Tuesday, May 11, 2010
Release by Beth Kery (quickie)
Genny loved her husband Max, but something was missing—a sexual charge that was instead ignited by his business partner, Sean. He was ruggedly handsome, with a heart-stopping smile and a slow, sexy New Orleans drawl that made Genny weak. The more time they spent together, the stronger the attraction between them became and when her husband offered to share her with Sean for one intoxicating night, both Genny and Sean were too tempted to refuse.
That night in the company penthouse, Max and Sean showed Genny the heights of ecstasy. But it was Sean who scored her very spirit, and one-on-one, they were red hot. But as Genny learns, there’s a price to pay for such impulsive pleasure. What began as a night of forbidden desire spirals into a whirlpool of murder, sensual submission, secrets, and a scorching passion that threatens to consume everyone it touches.

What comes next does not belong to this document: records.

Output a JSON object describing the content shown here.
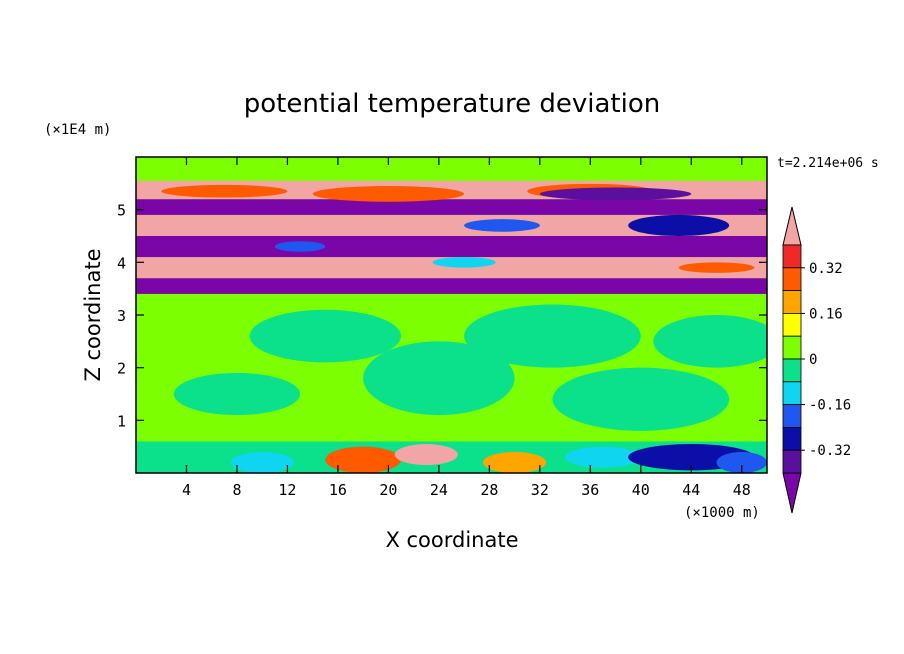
{
  "chart_data": {
    "type": "heatmap",
    "title": "potential temperature deviation",
    "xlabel": "X coordinate",
    "ylabel": "Z coordinate",
    "x_unit": "(×1000 m)",
    "y_unit": "(×1E4 m)",
    "time_label": "t=2.214e+06 s",
    "xlim": [
      0,
      50
    ],
    "ylim": [
      0,
      6
    ],
    "x_ticks": [
      4,
      8,
      12,
      16,
      20,
      24,
      28,
      32,
      36,
      40,
      44,
      48
    ],
    "y_ticks": [
      1,
      2,
      3,
      4,
      5
    ],
    "colorbar": {
      "levels": [
        -0.4,
        -0.32,
        -0.24,
        -0.16,
        -0.08,
        0,
        0.08,
        0.16,
        0.24,
        0.32,
        0.4
      ],
      "labels": [
        "0.32",
        "0.16",
        "0",
        "-0.16",
        "-0.32"
      ],
      "label_values": [
        0.32,
        0.16,
        0,
        -0.16,
        -0.32
      ],
      "colors": [
        "#7a06a8",
        "#5a0f9f",
        "#0b0fa8",
        "#1e58f0",
        "#0fd5f0",
        "#0be08a",
        "#7cff00",
        "#ffff00",
        "#ffa500",
        "#ff5a00",
        "#f02828",
        "#f2a5a5"
      ]
    }
  }
}
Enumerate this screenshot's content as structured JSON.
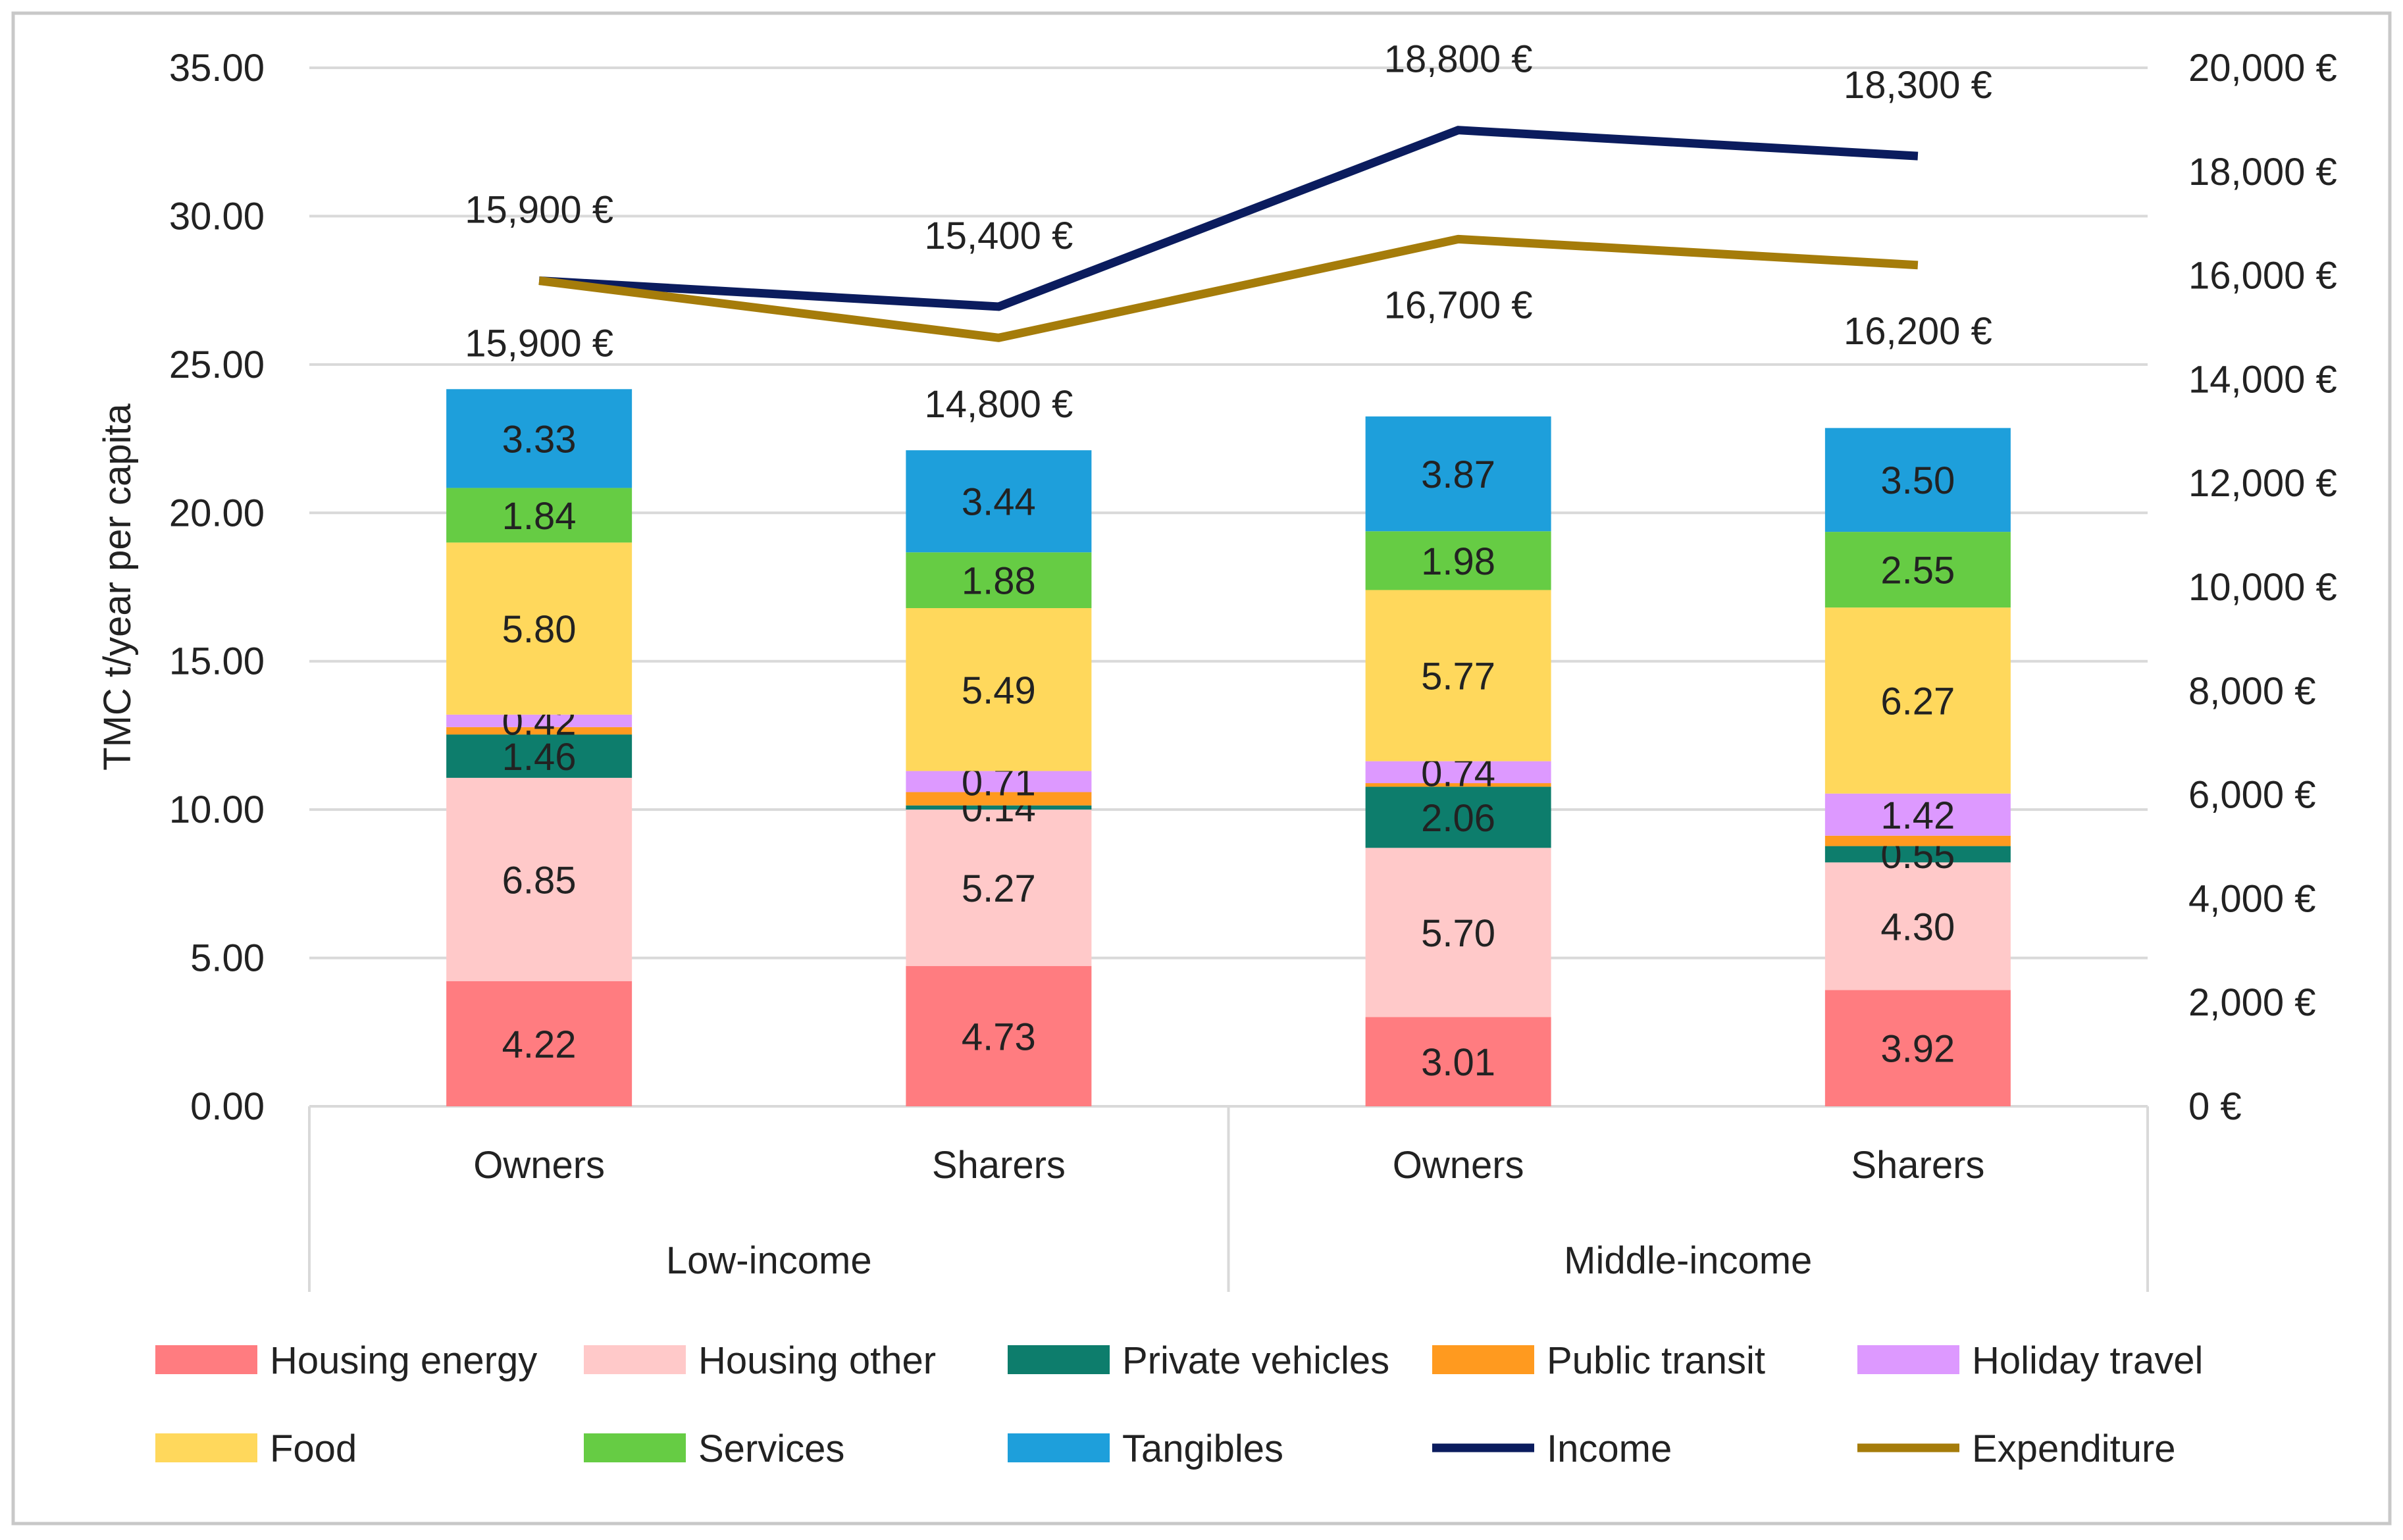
{
  "chart_data": {
    "type": "bar",
    "stacked": true,
    "ylabel": "TMC t/year per capita",
    "ylim": [
      0,
      35
    ],
    "yticks": [
      "0.00",
      "5.00",
      "10.00",
      "15.00",
      "20.00",
      "25.00",
      "30.00",
      "35.00"
    ],
    "y2lim": [
      0,
      20000
    ],
    "y2ticks": [
      "0 €",
      "2,000 €",
      "4,000 €",
      "6,000 €",
      "8,000 €",
      "10,000 €",
      "12,000 €",
      "14,000 €",
      "16,000 €",
      "18,000 €",
      "20,000 €"
    ],
    "categories": [
      "Owners",
      "Sharers",
      "Owners",
      "Sharers"
    ],
    "groups": [
      {
        "label": "Low-income",
        "span": [
          0,
          1
        ]
      },
      {
        "label": "Middle-income",
        "span": [
          2,
          3
        ]
      }
    ],
    "series": [
      {
        "name": "Housing energy",
        "color": "#ff7c80",
        "values": [
          4.22,
          4.73,
          3.01,
          3.92
        ],
        "labels": [
          "4.22",
          "4.73",
          "3.01",
          "3.92"
        ]
      },
      {
        "name": "Housing other",
        "color": "#ffc9c9",
        "values": [
          6.85,
          5.27,
          5.7,
          4.3
        ],
        "labels": [
          "6.85",
          "5.27",
          "5.70",
          "4.30"
        ]
      },
      {
        "name": "Private vehicles",
        "color": "#0d7d6c",
        "values": [
          1.46,
          0.14,
          2.06,
          0.55
        ],
        "labels": [
          "1.46",
          "0.14",
          "2.06",
          "0.55"
        ]
      },
      {
        "name": "Public transit",
        "color": "#ff9a1f",
        "values": [
          0.25,
          0.45,
          0.12,
          0.35
        ],
        "labels": [
          "",
          "",
          "",
          ""
        ]
      },
      {
        "name": "Holiday travel",
        "color": "#dd99ff",
        "values": [
          0.42,
          0.71,
          0.74,
          1.42
        ],
        "labels": [
          "0.42",
          "0.71",
          "0.74",
          "1.42"
        ]
      },
      {
        "name": "Food",
        "color": "#ffd85c",
        "values": [
          5.8,
          5.49,
          5.77,
          6.27
        ],
        "labels": [
          "5.80",
          "5.49",
          "5.77",
          "6.27"
        ]
      },
      {
        "name": "Services",
        "color": "#66cc44",
        "values": [
          1.84,
          1.88,
          1.98,
          2.55
        ],
        "labels": [
          "1.84",
          "1.88",
          "1.98",
          "2.55"
        ]
      },
      {
        "name": "Tangibles",
        "color": "#1e9fdb",
        "values": [
          3.33,
          3.44,
          3.87,
          3.5
        ],
        "labels": [
          "3.33",
          "3.44",
          "3.87",
          "3.50"
        ]
      }
    ],
    "lines": [
      {
        "name": "Income",
        "color": "#0b1c5e",
        "axis": "secondary",
        "values": [
          15900,
          15400,
          18800,
          18300
        ],
        "labels": [
          "15,900 €",
          "15,400 €",
          "18,800 €",
          "18,300 €"
        ]
      },
      {
        "name": "Expenditure",
        "color": "#a57c0a",
        "axis": "secondary",
        "values": [
          15900,
          14800,
          16700,
          16200
        ],
        "labels": [
          "15,900 €",
          "14,800 €",
          "16,700 €",
          "16,200 €"
        ]
      }
    ],
    "legend": [
      "Housing energy",
      "Housing other",
      "Private vehicles",
      "Public transit",
      "Holiday travel",
      "Food",
      "Services",
      "Tangibles",
      "Income",
      "Expenditure"
    ],
    "legend_position": "bottom",
    "grid": true
  }
}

Sean and Genny were both likable characters. Although they were already in love when the book starts, through flashback, we see how that happened, and what happened to tear them apart.
There is a light suspense subplot, but it mostly serves to keep Genny and Sean in the same apartment together. I liked them both, and thought that Kery did a credible job of showing the D/s and Genny's thought processes during it. (Did I mention some hawt sex? It's Kery, duh.)
The one thing I didn't care for, and it seems to be a recurring theme with me this year in several books, is the New Orleans accent that Kery insisted on showing us. Sean calls Genny "girl" all the time, and several times it's mentioned he says it "gull". That just made me think of Genny as a seagull... sorry. There are other places that Kery felt the need to show exactly *how* Sean says particular words. Just telling me he's from New Orleans and has a Southern drawl is enough to get me there.
Aside from that issue, I did enjoy it. Lots of emotion-charged scenes, the characters are honest with each other and (for the most part) talk things out so they don't come to a head. Not as raw as Wicked Burn or as engrossing as Daring Time, but a satisfying and good read nonetheless.